Quoi de mieux pour se refaire une santé que d'organiser un remake d'un film culte mais très méconnu. C'est l'idée de Nicolas Cage, producteur et acteur principal de l'adaptation de Wicker Man. Il engage alors Neil LaBute, cinéaste reconnu mais qui n'a pas convaincu grand monde lors de son passage dans le genre fantastique avec Possession. Pourtant, ce tandem de choc s'associe pour créer le pire four de la carrière de Cage. La faute en revient dans un premier temps au réalisateur. LaBute est ici dans l'incapacité artistique de nous faire trembler ou de créer un lien entre le personnage principal et le spectateur. Quant les troubles psychologiques du personnage ne sont pas pompeusement mises en scène par de lourds effets (l'affreux délire sur le bateau annonce clairement la couleur du film ainsi que de la qualité de celui ci), c'est le descriptif du village et de l'ile qui s'emberlificote dans les poncifs d'un Twin Peaks du pauvre (des habitants cinglés avec des gueules horriblement surligné par un cadrage à la Jean-Marie Poiré, un village perdu dans une forêt). Le suspens ne décolle jamais et l'enquête, lourdement mené par Cage, enfile les évènements tous sauf passionnants (un corbeau qui surgit d'un pupitre, un rondin de bois prêt à écraser l'inspecteur).

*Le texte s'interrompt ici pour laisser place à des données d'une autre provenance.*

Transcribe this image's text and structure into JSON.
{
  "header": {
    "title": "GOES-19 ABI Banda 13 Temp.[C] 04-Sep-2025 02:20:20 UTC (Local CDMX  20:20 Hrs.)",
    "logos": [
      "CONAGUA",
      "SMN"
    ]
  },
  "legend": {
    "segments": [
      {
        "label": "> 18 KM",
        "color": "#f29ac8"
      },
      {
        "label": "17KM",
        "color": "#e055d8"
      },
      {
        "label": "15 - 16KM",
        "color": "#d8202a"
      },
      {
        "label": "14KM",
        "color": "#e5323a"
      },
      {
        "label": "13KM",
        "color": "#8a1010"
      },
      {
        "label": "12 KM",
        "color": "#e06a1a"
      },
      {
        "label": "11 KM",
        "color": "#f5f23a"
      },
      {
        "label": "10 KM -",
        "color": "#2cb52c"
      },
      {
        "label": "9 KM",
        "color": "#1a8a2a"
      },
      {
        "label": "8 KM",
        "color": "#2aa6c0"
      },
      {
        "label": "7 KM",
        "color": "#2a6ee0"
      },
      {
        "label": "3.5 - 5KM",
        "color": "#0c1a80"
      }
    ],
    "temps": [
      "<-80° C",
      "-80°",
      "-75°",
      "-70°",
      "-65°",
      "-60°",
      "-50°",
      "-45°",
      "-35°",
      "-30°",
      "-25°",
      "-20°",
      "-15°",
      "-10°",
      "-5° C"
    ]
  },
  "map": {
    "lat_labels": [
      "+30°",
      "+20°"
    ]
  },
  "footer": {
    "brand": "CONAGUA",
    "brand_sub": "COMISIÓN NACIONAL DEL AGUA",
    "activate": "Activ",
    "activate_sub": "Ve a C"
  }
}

Mais cela est encore pire quand le réalisateur insiste bec et ongle pour faire de ce film un sosie raté de la série de David Lynch. Du coup, les scènes étranges deviennent encore plus bizarre, poussant un peu plus l'hilarité du spectateur, qui à réussit à rester cloué sur son siège, par d'étrange coutumes locales mise en scène avec un souci constant de dérision involontaire (un défilé tout sauf inquiétant) . Et les scènes de combat sont guère plus emballant. Pour preuve, le combat de taikwondo entre Nicolas Cage et Leelee Sobieski (qui ne rate décidément pas une occasion pour se ridiculiser sur la scène internationale) est d'un burlesque à se pisser dessus. Car si le film est aussi drôle, c'est grâce aux acteurs qui semblent pédaler dans le couscous durant tout le film. Le jeu pachidermique et surligné de Cage est accompagné par la transparence de Kate Beahane et le cabotinage de Ellen Burstyn, qui s'est barbouillé de peinture pour l'occasion. Enfin, dans l'optique de pousser un peu plus la comparaison avec Twin Peaks, le réalisateur à engagé l'inénarrable Angelo Badalamenti pour le son. Sauf que le compositeur attitré de Lynch n'est pas plus inspiré par le projet que le metteur en scène, composant une musique lourde et trop appuyé.

The Wicker Man est donc nul, mais réussit le pari de faire rire malgré lui. Mais, outre le fait de prouver que Cage peut être un très mauvais acteur, le film montre que l'on n'est pas David Lynch quand on est dans l'incapacité de s'approprier son univers.